Celebrating the NHS - and fighting to keep it public

I joined campaigners and local residents in Brighton on Friday for a celebration of the National Health Service on its 65th birthday.

It was a chance to pay tribute to what remains - despite efforts to undermine it - the greatest health service in the world.

It was also an opportunity to pay tribute to the many campaigners across the country who have helped to see off some of the Government’s worst plans to privatise the service.

When the NHS was first founded, Aneurin Bevan said that “it will last as long as there are folk left with the faith to fight for it.”

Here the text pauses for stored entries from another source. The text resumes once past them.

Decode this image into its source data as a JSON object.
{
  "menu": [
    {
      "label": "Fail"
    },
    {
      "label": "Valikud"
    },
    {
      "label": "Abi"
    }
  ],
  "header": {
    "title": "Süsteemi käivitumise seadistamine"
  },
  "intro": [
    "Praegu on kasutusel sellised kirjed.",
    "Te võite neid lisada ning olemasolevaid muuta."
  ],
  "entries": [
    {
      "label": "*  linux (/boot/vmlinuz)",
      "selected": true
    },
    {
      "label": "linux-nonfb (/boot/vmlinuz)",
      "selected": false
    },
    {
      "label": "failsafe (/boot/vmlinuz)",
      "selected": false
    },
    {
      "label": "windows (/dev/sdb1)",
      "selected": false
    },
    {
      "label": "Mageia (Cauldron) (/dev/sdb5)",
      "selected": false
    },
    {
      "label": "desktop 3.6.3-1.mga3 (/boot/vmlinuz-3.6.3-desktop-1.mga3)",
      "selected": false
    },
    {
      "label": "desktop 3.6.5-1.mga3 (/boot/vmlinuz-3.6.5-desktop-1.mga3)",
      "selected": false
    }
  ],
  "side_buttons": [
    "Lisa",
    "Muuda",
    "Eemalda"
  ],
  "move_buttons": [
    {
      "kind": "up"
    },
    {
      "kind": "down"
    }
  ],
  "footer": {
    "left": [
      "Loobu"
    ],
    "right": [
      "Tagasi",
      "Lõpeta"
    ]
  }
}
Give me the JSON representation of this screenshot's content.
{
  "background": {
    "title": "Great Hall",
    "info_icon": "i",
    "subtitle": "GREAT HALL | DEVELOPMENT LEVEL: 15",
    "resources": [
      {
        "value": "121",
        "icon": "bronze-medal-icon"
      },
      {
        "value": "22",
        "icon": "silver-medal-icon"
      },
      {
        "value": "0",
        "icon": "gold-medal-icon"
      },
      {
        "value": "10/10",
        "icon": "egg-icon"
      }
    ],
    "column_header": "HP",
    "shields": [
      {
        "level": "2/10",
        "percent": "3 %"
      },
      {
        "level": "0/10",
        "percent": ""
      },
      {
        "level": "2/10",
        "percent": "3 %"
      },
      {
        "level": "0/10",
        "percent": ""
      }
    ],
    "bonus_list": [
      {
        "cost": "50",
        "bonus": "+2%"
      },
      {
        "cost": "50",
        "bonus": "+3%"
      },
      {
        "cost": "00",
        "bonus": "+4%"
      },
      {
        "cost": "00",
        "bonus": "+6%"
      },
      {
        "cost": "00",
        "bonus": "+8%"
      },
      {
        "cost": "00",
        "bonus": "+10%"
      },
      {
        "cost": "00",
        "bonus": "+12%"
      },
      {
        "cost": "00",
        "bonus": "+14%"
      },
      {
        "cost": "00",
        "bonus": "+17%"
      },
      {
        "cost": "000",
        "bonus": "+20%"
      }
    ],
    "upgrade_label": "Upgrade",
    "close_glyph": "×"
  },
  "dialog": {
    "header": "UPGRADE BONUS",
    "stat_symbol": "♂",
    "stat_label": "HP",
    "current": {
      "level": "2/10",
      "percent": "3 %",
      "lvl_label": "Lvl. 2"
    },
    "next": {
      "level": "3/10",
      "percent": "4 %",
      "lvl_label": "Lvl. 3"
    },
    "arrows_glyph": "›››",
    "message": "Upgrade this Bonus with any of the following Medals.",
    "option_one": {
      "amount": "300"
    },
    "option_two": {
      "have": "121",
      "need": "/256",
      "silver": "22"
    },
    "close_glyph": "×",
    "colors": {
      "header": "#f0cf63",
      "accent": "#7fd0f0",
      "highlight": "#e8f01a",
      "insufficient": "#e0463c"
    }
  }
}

The huge campaign against privatisation has shown that there are plenty of people who still have that faith - and who will fight to protect it from being sold off to the highest bidder.

Back in 1948, the NHS was established as a comprehensive public service, funded by taxation, available to all and free at the time of need. 

Over the years, it has developed into an institution rightly esteemed around the world, and cherished by the British people.

But we shouldn't forget that the NHS was born in the face of fierce opposition - at a time of food rationing, housing shortage and profound poverty.

So when today's Government tries to tell us that, at a time of austerity, we can’t afford public services - that we can’t afford to look after each other - I think we need to call that out as the lie that it is.

When the Government tries to pretend that competition will drive up standards, we need to point to all of the evidence to the contrary.

We know that increasing the role of the market in the NHS won’t make it more efficient, nor make the NHS more responsive to patient needs.

The coalitions’s so-called reforms were never about making the NHS better.  They were always about free market principles. 

Privatisation plans are being driven by ideology, by a blinkered belief that public is bad and private is good; that the public realm can be privatised, commodified and sold off.

So, our birthday present to the NHS must be that we will resist those plans with every power we can - and stay true to its founding principles.